An opening batsman and handy offspin bowler, Mohammad Hafeez first played for Pakistan in 2003, but it was only in 2011 that he finally became a regular in the side in all formats.
As a player, Hafeez gives the team plenty of options: he usually bats aggressively at the top of the order, but his organized technique also means he can switch to defensive mode if required. He doesn’t flight his off-breaks much, but his excellent control over line and length allows the captain to use him at almost any stage of an innings. He is also one of the better fielders in the Pakistan team, especially in the point region.
Despite these skills, Hafeez failed to create a regular place for himself in Pakistan in his first seven years in international cricket, primarily due to his inability to convert his starts into substantial scores. He scored plenty of pretty 30s and 40s, laced with some exquisite cover-drives, but that only helped cement the opinion that Hafeez may forever remain a player whose potential exceeds performance.
To a large extent, that changed in 2011, as Hafeez put in consistent displays with both bat and ball in all forms of the game. It actually started in the series against South Africa in November 2010, and then continued through 2011, a year which fetched him two centuries in Tests and three in ODIs, apart from two fifties in Twenty20 internationals. He won an incredible ten Man-of-the-Match awards in international cricket that year and became only the third cricketer – after Sanath Jayasuriya and Jacques Kallis – to score 1000-plus runs and take 30 or more wickets in ODIs in a calendar year. With Taufeeq Umar, he formed Pakistan’s most stable opening combination in Tests, as his aggression at the top of the order became a perfect counterfoil to Taufeeq’s defensive approach.
Since then, Hafeez has continued to frustrate and amaze, and the frequency with which he can switch from one mode to the other is a large part of his enigma. By many metrics, he’s one of Pakistan’s most prolific cricketers, but arguably also one of the more profligate ones in the way he’s handled his immense talent.
The elegance of the full face of his bat, particularly when driving through the off side, means any runs he scores are more memorable than they otherwise might be – and there have been plenty of them; he’s number 10 on the all-time ODI runs list for Pakistan. There was a century against India in Dhaka that preceded a disappointing barren spell, and then a purple patch against Sri Lanka where he smashed three hundreds in four games in 2013. A swashbuckling unbeaten 57 against India in the Champions Trophy final may ultimately be his most famous innings, as it powered Pakistan to a total they wouldn’t let India get close to.

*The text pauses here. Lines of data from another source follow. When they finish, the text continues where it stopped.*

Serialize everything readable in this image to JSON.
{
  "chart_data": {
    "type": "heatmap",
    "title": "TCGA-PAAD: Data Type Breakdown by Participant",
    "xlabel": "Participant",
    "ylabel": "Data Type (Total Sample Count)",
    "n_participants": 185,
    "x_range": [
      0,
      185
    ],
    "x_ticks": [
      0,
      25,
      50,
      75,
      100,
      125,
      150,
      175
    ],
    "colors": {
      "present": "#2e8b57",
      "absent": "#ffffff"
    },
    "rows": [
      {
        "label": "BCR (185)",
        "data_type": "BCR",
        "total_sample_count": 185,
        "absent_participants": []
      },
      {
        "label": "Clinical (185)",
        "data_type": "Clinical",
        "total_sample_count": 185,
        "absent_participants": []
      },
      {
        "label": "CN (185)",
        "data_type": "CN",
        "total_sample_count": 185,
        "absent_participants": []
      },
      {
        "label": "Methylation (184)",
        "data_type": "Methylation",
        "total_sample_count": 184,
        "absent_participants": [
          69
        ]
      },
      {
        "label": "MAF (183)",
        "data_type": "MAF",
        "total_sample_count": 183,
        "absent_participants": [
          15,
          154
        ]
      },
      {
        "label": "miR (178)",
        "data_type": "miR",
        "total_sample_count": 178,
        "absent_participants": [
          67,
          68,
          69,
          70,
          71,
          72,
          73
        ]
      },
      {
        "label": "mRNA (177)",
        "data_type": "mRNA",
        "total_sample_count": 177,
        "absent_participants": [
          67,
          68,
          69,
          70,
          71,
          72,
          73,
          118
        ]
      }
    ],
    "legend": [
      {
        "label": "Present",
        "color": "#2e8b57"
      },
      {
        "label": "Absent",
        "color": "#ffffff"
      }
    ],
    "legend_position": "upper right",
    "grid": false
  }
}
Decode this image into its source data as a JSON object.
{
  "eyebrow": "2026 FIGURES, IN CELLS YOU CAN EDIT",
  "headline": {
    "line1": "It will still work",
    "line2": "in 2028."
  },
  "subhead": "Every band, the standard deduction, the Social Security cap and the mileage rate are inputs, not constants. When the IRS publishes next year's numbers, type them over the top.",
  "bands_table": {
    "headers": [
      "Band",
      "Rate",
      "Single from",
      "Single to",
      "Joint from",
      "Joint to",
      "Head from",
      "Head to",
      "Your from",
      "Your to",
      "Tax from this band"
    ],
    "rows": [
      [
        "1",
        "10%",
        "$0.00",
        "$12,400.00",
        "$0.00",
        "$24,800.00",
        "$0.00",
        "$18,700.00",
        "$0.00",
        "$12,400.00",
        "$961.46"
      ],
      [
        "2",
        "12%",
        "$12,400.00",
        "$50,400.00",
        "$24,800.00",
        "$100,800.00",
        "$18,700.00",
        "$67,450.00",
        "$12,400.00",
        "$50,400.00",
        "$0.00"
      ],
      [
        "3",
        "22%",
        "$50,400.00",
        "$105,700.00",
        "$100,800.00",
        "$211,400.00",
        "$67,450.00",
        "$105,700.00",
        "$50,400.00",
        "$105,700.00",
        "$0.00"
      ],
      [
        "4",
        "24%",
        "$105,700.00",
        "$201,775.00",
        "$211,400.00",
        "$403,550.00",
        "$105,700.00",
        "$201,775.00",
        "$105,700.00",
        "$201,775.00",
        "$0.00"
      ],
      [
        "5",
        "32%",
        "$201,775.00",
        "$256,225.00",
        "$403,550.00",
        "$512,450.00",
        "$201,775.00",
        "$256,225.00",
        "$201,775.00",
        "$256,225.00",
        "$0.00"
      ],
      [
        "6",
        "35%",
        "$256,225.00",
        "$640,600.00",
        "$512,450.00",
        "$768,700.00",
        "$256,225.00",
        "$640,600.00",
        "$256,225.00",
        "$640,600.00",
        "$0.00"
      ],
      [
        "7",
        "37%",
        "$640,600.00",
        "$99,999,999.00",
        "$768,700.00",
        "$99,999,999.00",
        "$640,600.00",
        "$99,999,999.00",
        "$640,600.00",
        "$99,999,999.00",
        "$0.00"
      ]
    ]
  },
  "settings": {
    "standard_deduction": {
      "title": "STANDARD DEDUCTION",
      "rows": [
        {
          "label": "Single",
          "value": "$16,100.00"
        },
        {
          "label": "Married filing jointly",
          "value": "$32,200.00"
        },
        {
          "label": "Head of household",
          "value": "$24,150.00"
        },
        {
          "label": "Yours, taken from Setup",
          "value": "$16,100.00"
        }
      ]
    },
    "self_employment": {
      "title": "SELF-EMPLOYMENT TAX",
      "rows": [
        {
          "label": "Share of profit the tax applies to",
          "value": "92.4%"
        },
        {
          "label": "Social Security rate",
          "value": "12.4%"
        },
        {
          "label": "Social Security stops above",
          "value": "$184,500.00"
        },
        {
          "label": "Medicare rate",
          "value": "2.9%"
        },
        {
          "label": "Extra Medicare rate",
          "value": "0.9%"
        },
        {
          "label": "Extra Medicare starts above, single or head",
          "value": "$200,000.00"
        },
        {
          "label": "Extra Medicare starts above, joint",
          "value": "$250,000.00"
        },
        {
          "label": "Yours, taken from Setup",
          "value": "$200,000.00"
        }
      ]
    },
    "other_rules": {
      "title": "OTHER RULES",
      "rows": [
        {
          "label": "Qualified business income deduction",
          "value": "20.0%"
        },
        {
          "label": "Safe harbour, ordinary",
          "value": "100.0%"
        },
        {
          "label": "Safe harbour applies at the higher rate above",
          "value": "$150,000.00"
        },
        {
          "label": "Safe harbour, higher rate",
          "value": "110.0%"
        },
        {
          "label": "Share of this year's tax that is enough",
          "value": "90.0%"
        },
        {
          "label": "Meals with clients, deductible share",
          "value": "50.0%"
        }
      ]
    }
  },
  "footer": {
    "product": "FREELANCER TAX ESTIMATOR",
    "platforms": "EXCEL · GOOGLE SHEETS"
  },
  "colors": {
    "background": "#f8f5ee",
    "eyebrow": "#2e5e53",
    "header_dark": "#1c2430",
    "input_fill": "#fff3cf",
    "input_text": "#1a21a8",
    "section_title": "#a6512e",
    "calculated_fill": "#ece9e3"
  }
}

It is his usefulness with the ball, though, that has kept him lingering around the Pakistan setup for so long. His consistency gives his side another option, which explains the reluctance to drop him even when his stock skill – batting – is letting him down. He has opened the bowling for Pakistan on several occasions – particularly in T20 cricket – and briefly took on the mantle of lead spinner after Saeed Ajmal was banned for an illegal action.
That curse, however, has plagued Hafeez throughout his career too, and he has found himself suspended for an illegal bowling action no less than three times. Tellingly, it is in those periods that his place in the side has been in the greatest peril, as his technical flaws as a batsman appear destined to go largely unremedied. He was ignored for a recent series in Zimbabwe, but for a player with 50 Tests, 200 ODIs, a shade under 100 T20Is, and countless comebacks, one would have to be particularly brave to be writing his eulogy just yet.